Plutôt que d'acter le fait que ni l'État, ni les régions n'avaient été capables durant 4 ans d'orienter la formation des salariés les partenaires sociaux puis les pouvoirs publics ont relancé ce concept vacillant d'orientation professionnelle des travailleurs, orientation qu’ils avaient par ailleurs ruinée (en empêchant la réalisation des bilans de compétences, plus finançables via le CPF alors qu'ils l'étaient en nombre avec le DIF).
Un conseil donc hors sol de l’entreprise et qui n’a guère d’intérêt pour les travailleurs en poste.
Il était parfaitement vain de croire qu’un acteur institutionnel extérieur à l’entreprise, ne connaissant ni les capacités de la personne, ni l’activité de l’entreprise, ni même l’état de ses relations sociales ou de sa GPEC, que ce conseil intituionnel pourrait en quelques heures (2 heures tout au plus) accompagner efficacement un salarié et lui permettre d'évoluer professionnellement.
Le conseil en évolution professionnelle (comme la formation sans accord, ni discussion avec l’employeur) ne peut concerner qu’une infime minorité de travailleurs quittant leur entreprise (ou encore quelques chômeurs), certainement pas les salariés en poste.
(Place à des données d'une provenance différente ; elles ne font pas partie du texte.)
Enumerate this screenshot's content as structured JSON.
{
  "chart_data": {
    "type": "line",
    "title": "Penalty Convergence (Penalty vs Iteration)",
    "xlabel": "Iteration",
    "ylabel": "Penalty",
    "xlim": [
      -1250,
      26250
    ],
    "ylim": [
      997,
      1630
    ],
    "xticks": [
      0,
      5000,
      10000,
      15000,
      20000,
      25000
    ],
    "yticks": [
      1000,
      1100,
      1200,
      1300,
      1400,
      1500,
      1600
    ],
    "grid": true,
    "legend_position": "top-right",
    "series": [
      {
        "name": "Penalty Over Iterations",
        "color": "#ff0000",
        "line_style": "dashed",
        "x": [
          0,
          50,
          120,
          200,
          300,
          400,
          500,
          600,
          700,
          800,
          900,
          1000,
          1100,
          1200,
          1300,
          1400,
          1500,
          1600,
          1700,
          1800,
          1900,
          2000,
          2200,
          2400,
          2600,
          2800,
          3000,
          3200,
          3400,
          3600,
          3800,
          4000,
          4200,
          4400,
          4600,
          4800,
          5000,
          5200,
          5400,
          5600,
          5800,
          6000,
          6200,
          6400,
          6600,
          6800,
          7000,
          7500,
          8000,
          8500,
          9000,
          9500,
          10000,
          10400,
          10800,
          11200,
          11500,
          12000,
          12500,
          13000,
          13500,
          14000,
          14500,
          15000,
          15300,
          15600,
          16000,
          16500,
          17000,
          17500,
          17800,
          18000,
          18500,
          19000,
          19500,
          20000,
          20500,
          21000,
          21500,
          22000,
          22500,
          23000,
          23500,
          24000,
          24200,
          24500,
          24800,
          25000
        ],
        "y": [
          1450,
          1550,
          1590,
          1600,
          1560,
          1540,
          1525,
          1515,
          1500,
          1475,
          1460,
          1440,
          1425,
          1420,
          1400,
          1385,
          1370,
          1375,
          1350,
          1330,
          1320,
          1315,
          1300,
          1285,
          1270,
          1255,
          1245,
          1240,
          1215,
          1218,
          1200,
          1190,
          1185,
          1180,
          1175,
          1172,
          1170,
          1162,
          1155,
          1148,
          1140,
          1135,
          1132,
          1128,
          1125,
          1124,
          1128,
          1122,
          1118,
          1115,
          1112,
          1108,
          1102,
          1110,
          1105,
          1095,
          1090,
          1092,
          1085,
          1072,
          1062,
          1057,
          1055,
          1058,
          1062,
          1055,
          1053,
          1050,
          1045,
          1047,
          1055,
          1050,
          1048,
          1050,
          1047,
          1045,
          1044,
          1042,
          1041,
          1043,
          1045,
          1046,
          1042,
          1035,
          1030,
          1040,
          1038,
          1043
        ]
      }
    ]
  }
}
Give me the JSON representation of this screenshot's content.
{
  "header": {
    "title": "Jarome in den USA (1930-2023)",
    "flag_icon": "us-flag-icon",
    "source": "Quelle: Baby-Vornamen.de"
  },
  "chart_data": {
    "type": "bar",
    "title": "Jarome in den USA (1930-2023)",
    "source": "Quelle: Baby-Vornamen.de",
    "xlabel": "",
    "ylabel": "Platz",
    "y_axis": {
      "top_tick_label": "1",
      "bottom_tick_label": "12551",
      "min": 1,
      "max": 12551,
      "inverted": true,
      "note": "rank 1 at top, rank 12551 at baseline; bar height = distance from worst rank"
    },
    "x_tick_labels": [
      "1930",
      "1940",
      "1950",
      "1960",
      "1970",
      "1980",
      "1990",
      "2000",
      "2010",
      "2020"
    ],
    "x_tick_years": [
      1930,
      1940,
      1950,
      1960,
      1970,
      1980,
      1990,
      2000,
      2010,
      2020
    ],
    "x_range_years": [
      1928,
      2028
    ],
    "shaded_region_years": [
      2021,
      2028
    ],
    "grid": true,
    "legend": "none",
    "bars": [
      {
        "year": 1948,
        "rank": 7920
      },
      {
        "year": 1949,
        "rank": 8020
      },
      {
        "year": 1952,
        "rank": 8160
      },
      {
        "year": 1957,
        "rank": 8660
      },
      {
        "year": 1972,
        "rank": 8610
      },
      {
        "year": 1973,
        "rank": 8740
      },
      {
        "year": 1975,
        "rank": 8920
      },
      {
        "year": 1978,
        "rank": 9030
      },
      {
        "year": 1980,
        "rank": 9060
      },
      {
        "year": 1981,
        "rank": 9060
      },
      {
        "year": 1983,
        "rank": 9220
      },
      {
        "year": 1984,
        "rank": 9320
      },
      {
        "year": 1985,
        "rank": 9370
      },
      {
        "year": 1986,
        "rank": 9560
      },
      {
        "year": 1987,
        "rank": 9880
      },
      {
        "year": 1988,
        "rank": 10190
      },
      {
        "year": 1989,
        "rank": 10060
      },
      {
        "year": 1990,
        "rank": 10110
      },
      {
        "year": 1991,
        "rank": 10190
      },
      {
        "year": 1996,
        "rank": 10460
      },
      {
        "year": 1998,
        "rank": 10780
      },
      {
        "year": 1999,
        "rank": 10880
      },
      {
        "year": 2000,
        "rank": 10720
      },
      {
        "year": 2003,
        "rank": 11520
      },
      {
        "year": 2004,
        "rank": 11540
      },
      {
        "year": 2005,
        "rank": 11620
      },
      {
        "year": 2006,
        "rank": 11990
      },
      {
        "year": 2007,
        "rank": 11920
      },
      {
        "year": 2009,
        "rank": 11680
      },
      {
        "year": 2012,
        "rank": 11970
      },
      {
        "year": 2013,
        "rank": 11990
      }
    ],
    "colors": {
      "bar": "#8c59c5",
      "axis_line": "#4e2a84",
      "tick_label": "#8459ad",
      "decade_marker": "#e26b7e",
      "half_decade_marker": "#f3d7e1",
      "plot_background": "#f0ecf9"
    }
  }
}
Salariés qui, même s’ils trouvaient et pouvaient financer l’extraordinaire formation certifiante ou diplômante de leur « rêve », ne pourraient sans doute ni la faire valoir, ni même l'utiliser dans leur organisation actuelle.
La France ne manque pas de diplômés mais bien plus de travailleurs compétents, mobiles et entreprenants
Ce n’est guère de diplômés supplémentaires dont a besoin le pays aujourd’hui (sinon pourquoi ne pas piocher dans le « vivier » considérable des 50 % des diplômés du supérieur qui ne trouvent pas d’emploi ?) mais d’élever le niveau de compétences à la fois des étudiants et des scolaires (formés à des emplois et des modèles sociaux qui n’existent plus), des travailleurs en activité (22 % des salariés ne disposent pas du minimum vital pour travailler aujourd’hui selon les études PIAAC de l’OCDE) et enfin des chômeurs sur les compétences de base (22 % des chômeurs n’ont pas accès à internet et depuis janvier 2016, on les contraint à s’inscrire et se réactualiser via internet).
Le conseil en évolution professionnelle est une mauvaise solution aux bonnes questions que devraient se poser tout travailleur.
Comment aujourd’hui évoluer professionnellement, se former tout au long de la vie, devenir entreprenant et valoriser son parcours social et professionnel ?
Ces questions étaient portées depuis le début des années 1980 par les centres de bilans de compétences et avoir torpillé cette prestation d'accompagnement au profit d'un fumeux (mais gratuit) conseil en évolution professionnelle ne fera pas progresser notre pays.
Le conseil en évolution professionnelle : un dispositif fumeux, réduit à fournir un mode d’emploi au complexe et inutile compte personnel de formation (avec un site internet miroir digne des systèmes d'informations des années 1990 moncompteformation.gouv.fr).
Prise de conscience un peu tardive qu'on fait fausse route depuis 2014
En ce début 2016, les pouvoirs publics semblent commencer à comprendre (un peu tard) l’erreur fondamentale qui a parcouru toute la réforme de 2014 : oublier le bénéficiaire des formations, se concentrer sur un prétendu dialogue social, une trompeuse sécurisation de l'emploi (600 000 emplois perdus depuis 2013) pour inventer de nouvelles tuyauteries tout en mêlant la formation des chômeurs et des travailleurs en poste pour un travail et une formation fantasmés.